Stellar Core, or stellar-core, separates data into "current" and "historical."
Current data is the subject of peer-to-peer messages--consensus is only concerned with the present, not the past. Current data resides in a local SQL database paired with each stellar-core process. This database is consulted and updated "live" in an ACID fashion as stellar-core applies each transaction set for which consensus was reached and forms each new ledger.
Unlike many similar systems, stellar-core does not need to consult history in order to apply a single transaction or set of transactions. Only "current" data--the state of the current ledger and the hash of the previous one--is required to apply transactions. "Historical" data exists for peers to catch up to one another, as well as for record auditing and interoperability with other programs.

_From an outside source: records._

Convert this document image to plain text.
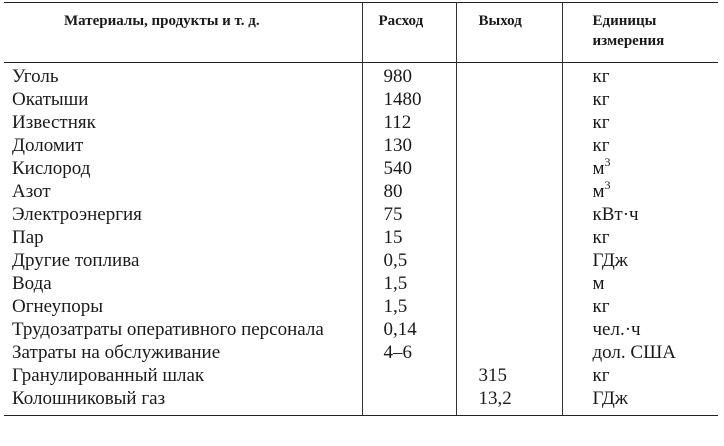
Материалы, продукты и т. д.	Расход	Выход	Единицы
измерения
Уголь	980		кг
Окатыши	1480		кг
Известняк	112		кг
Доломит	130		кг
Кислород	540		$м^3$
Азот	80		$м^3$
Электроэнергия	75		кВт·ч
Пар	15		кг
Другие топлива	0,5		ГДж
Вода	1,5		м
Огнеупоры	1,5		кг
Трудозатраты оперативного персонала	0,14		чел.·ч
Затраты на обслуживание	4–6		дол. США
Гранулированный шлак		315	кг
Колошниковый газ		13,2	ГДж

Historical data resides in history archives. A stellar-core process should almost always have access to a history archive. While it is possible to run a stellar-core process without any associated history archives, other peers will not be able to catch up with it, and it will not be able to catch up with other peers, so it will likely be a very incomplete configuration. For normal operations, a stellar-core process should always be configured with one or more history archives.
For history archives to be effective, they should be configured in such a way that each validator writes to one or more archives, which are in turn readable by one or more other peers. A common configuration is for each peer in a group to have a single history archive that it knows how to write to, while also knowing how to read from all archives in the group.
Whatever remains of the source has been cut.